Jan Brauer

Applying refactorings with sed

Once in a while you may need to do a big refactoring that neither your IDE nor your favorite editor can handle properly. Now you’re left with three options. Leave it to your colleagues, manually edit each file or learn sed.

In this very blog post I’ll show you how to apply the “Extract Method” refactoring across multiple files. Let’s assume we have a bunch of classes containing some duplications we want to remove.

class Foo
    def initialize
	self.bar
	self.baz
	self.foo
    end
end

class Bar
    def initialize
	self.bar
	self.baz
	self.foo
    end
end

After grepping through our code base, we decide on extracting a method called bar_baz_foo. The question is, how to do that? The answer: multi line search and replace. This is were sed comes into play. Sed is a stream editor that performs editing operations on an input stream. Most people will have seen the common substitute command either disguised as a Perl regex, a vi command or in plain sed

# Replace occurrence of 'regex' with 'replacement'
sed 's/regex/replacement/'

The interesting part is that the regular expression given applies to the so called pattern space. Without any further modification the pattern space just holds the current line as read from the input. But sed has some tricks up its sleeves that allows for manipulation of the pattern space. For example the above command can be prefixed with an address. This address determines for which lines the command should be executed.

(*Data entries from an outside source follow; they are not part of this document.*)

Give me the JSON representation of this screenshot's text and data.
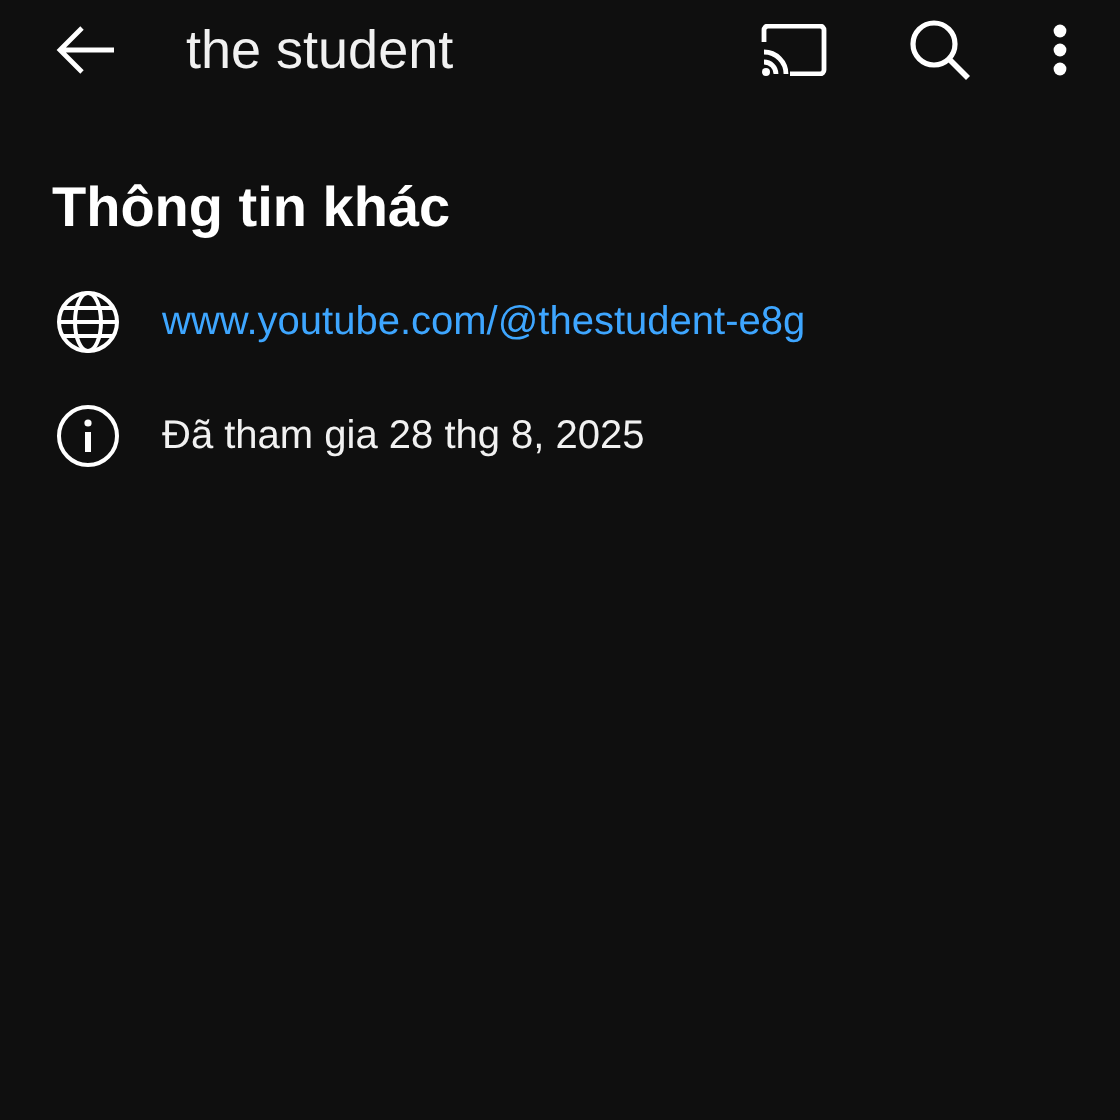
{
  "top_bar": {
    "title": "the student"
  },
  "section": {
    "heading": "Thông tin khác",
    "rows": [
      {
        "kind": "link",
        "text": "www.youtube.com/@thestudent-e8g"
      },
      {
        "kind": "joined",
        "text": "Đã tham gia 28 thg 8, 2025"
      }
    ]
  }
}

# Replace occurrence of 'regex' with 'replacement'
# only in lines 1 to 5
sed '1,5s/regex/replacement/'

The address itself isn’t constrained to only line numbers. We can use regular expressions here as well.

# Replace occurrence of 'regex' with 'replacement'
# only in lines matching the regex 'foo'
sed '/foo/s/regex/replacement/'

Well, OK, boring. Let’s get to the nitty gritty.

# Only consider lines matching 'self.bar'
# Append the following two lines to the pattern space
# Keep the same indent by matching whitespace
# Replace the 3 lines with our new method
# while keeping the indent
# `sed -i` applies the change in place.
sed -i '/self.bar/{N;N;s/^\([[:blank:]]*\).*/\1self.bar_baz_foo/}' foo.rb

Now if you combine this with find -exec or xargs you get a decent multi line search and replace work flow. If you think you need to dig in deeper don’t hesitate to join #sed on Freenode or look at the sed FAQ. Have fun!